La très discrète société Koloma, basée à Denver, a levé 82 millions d’euros pour forer des puits d'hydrogène et prélever ainsi de l’hydrogène géologique (hydrogène blanc) sans carbone (généré en continu sous terre). Parmi les investisseurs, Bill Gates qui a probablement pressenti l’énorme potentiel de cette société qui a déjà déposé 16 brevets. Si l’exploitation se relève effectivement possible, Koloma serait idéalement placée pour fournir un marché mondial estimé à près de 1 000 milliards d’euros.
Histoire singulière que celle de
Tom Darrah, cofondateur de
Koloma. Il y a 37 ans, un feu de charbon souterrain dans la mine de Centralia (Pennsylvanie) a forcé sa famille à fuir sa maison.
Aujourd’hui encore, l'incendie se propage sous terre dans les veines de charbon fracturées : il s’étend sur 1,6 kilomètre carré au rythme de 15 mètres par an et devrait cracher du dioxyde de carbone et du sulfure d'hydrogène toxique pendant plus de 250 ans.
Depuis, Tom Darrah est devenu professeur de sciences de la terre à l'université de l'État de l'Ohio, mais surtout un des plus grands experts mondiaux de
l'hydrogène dit « géologique » ou « blanc » (présent dans de vastes gisements le long des plaques tectoniques, là où les conditions sont réunies pour que l'élément le plus léger de la planète reste sous sa forme pure et gazeuse).
Les forages d’hydrogène remplaceront ceux pour le pétrole
En parallèle, il a fondé il y a deux ans Koloma, une start-up (jusqu’alors très discrète) qui a déposé
16 brevets relatifs aux moyens et méthodes pour trouver et extraire efficacement l'hydrogène géologique.
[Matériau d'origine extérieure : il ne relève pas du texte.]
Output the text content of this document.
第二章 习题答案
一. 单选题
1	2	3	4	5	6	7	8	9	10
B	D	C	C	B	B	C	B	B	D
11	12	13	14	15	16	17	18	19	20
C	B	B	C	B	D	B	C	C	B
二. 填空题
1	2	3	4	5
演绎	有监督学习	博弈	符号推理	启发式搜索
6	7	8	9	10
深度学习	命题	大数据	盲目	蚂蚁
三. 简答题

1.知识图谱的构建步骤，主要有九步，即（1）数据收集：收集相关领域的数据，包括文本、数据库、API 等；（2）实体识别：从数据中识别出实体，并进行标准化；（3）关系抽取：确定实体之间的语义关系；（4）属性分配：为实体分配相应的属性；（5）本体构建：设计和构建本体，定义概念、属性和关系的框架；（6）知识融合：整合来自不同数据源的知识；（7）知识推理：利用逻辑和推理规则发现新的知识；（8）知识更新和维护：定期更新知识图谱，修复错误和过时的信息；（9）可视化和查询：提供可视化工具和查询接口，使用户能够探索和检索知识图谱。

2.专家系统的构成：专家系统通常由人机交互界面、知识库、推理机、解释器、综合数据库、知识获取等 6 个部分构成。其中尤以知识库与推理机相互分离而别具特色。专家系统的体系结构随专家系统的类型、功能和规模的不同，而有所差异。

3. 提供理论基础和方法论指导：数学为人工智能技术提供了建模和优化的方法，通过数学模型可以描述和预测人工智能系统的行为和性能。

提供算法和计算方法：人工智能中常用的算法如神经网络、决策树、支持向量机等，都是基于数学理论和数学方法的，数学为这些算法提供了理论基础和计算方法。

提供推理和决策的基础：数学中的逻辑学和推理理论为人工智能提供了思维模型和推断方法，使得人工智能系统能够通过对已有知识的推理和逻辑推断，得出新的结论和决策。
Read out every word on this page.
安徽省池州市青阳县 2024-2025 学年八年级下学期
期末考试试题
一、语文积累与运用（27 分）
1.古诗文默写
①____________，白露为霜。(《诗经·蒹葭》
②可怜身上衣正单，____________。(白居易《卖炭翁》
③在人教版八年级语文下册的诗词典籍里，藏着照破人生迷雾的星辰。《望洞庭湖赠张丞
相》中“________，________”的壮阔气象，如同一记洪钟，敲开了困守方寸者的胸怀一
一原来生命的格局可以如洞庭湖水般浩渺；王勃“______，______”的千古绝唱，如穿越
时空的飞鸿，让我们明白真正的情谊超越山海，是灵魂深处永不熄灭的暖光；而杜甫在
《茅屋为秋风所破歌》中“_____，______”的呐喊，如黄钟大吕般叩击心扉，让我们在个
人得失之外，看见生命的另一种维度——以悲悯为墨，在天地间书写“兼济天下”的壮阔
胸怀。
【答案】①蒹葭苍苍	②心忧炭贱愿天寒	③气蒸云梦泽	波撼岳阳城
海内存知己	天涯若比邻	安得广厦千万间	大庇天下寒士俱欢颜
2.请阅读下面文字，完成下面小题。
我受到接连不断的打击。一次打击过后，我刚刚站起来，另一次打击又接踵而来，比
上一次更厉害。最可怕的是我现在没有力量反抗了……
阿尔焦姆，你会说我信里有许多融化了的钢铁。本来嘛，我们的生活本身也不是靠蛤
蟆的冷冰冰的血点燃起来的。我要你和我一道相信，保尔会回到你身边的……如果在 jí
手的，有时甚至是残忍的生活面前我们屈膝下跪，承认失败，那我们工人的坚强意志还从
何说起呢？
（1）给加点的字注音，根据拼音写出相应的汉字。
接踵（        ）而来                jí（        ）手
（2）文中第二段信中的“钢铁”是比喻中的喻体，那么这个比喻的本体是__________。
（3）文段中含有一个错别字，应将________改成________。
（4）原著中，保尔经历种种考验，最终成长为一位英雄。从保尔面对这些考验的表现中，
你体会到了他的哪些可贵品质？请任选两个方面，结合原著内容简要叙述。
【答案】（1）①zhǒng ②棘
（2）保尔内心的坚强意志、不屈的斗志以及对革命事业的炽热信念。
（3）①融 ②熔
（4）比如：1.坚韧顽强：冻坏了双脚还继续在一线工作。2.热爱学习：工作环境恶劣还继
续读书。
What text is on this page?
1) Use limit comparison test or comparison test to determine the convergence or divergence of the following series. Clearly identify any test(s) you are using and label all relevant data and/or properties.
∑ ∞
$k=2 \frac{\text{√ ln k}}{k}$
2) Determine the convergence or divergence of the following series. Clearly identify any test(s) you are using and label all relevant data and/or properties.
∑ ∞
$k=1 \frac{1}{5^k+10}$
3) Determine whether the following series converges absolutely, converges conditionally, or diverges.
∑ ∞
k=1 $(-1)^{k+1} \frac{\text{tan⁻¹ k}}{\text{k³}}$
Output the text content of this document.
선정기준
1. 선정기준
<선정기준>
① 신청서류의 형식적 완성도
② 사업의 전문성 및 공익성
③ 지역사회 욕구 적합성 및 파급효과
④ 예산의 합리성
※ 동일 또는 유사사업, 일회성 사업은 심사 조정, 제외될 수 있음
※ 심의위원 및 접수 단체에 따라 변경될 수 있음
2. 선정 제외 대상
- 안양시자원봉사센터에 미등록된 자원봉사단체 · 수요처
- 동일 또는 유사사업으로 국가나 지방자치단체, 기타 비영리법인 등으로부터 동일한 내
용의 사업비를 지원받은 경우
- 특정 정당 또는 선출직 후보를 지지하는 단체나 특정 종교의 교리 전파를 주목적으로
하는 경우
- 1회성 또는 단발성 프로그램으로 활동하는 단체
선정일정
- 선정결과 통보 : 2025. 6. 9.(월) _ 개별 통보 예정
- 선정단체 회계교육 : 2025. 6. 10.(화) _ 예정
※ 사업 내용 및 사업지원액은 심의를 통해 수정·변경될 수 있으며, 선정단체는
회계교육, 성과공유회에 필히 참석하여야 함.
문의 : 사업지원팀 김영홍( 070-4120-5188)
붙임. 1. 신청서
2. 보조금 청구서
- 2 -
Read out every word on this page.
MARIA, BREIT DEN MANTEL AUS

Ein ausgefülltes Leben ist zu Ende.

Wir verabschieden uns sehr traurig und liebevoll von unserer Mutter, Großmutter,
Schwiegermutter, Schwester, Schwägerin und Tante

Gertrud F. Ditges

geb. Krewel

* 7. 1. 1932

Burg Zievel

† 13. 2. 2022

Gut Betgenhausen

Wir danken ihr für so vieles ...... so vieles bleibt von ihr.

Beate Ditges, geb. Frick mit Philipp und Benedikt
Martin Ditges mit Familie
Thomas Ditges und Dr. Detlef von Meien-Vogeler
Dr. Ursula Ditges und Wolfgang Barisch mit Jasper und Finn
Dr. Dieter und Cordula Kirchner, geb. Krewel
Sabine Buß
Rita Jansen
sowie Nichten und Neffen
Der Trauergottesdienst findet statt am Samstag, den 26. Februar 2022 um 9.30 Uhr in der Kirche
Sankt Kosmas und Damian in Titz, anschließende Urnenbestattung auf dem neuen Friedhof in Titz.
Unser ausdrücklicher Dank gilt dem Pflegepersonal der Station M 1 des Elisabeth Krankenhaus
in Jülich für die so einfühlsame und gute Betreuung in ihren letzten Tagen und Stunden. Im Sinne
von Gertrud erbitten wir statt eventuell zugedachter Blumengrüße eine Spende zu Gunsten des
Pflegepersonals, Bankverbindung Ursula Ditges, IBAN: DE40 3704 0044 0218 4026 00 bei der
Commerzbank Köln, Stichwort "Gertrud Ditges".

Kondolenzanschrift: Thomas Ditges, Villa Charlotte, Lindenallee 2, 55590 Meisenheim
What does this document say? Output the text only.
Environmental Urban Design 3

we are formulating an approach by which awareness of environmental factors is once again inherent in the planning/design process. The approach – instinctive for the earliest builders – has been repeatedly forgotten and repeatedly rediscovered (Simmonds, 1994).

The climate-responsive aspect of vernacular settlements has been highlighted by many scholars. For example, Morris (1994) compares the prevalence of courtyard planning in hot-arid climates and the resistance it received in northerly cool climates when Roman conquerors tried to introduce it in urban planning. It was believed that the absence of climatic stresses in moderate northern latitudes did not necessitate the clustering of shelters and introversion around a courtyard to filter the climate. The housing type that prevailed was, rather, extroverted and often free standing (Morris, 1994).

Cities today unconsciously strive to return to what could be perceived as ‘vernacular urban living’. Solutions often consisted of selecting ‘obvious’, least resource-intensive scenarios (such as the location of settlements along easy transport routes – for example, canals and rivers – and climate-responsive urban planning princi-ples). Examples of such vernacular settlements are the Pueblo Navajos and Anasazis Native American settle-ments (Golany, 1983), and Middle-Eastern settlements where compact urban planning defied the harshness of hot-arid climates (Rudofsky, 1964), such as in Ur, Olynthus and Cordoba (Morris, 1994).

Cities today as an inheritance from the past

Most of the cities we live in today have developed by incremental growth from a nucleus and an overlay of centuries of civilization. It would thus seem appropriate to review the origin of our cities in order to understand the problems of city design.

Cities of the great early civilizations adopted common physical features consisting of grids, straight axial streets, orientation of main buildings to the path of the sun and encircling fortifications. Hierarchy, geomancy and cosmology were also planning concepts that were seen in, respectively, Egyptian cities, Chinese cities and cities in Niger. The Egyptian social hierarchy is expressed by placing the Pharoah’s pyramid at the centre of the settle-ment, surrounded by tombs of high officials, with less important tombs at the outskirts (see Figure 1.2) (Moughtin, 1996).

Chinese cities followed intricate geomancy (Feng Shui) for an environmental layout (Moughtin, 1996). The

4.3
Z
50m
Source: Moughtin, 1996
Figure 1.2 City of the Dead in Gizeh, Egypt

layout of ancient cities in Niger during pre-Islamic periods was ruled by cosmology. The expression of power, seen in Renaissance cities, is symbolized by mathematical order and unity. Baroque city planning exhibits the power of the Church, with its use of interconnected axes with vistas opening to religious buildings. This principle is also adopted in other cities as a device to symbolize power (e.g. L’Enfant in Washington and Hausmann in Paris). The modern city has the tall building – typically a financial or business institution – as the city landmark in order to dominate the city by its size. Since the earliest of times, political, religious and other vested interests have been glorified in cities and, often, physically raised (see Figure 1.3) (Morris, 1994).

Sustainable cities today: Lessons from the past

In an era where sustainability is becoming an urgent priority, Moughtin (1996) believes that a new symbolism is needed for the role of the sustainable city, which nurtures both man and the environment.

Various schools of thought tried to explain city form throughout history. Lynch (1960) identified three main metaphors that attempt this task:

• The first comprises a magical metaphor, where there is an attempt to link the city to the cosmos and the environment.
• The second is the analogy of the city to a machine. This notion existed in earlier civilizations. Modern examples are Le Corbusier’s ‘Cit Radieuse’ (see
Au vu des deniers progrès des recherches de Koloma, Tom Darrah est convaincu que, dans un avenir proche, nous forerons pour prélever l'hydrogène tout comme nous avons historiquement foré pour le pétrole et le gaz. Opérant secrètement jusqu'à présent, Koloma a foré ses premiers puits dans le Midwest, en testant des échantillons de roche et de gaz pour déterminer quels sites ont le meilleur volume et la meilleure pureté d'hydrogène.
L’émergence soudaine du projet et ses résultats très prometteurs viennent de lui permettre de lever, en un temps record, 82 millions d’euros, ce qui en fait la startup la mieux financée du secteur. Parmi les nouveaux actionnaires, Energy Impact Partners, EvÅk Innovations, Prelude Ventures, Piva Capital, et surtout Gates’s Breakthrough Energy Ventures (l’une des fondations de
Bill Gates, très présent dans le secteur de l’hydrogène). La fin de l’action « secrète » de Koloma !
Les investisseurs ne s’y sont pas trompés : autour de la production d’hydrogène le marché est énorme. À l'heure actuelle, il est évalué à plus de 110 milliards d’euros, mais pourrait atteindre 225 milliards d’euros d'ici à 2030 pour flirter avec les mille milliards d'ici à 2050 (source Goldman Sachs).
L’état américain subventionne d’ailleurs très largement ses entreprises du secteur, persuadé de l’enjeu stratégique que représentera demain la production d’hydrogène.
Des billions de mètre cubes hydrogène blanc disponibles
Si les incitations américaines de plusieurs milliards de dollars ciblent l'hydrogène « vert » - fabriqué à partir d'eau et d'énergie renouvelable - ou l'hydrogène «bleu» fabriqué à partir de gaz naturel (mais avec du carbone sous-produit) ; Koloma pense que l'
hydrogène géologique - également appelé blanc ou or - sera beaucoup
moins cher et moins énergivore à produire, et surtout disponible en abondance.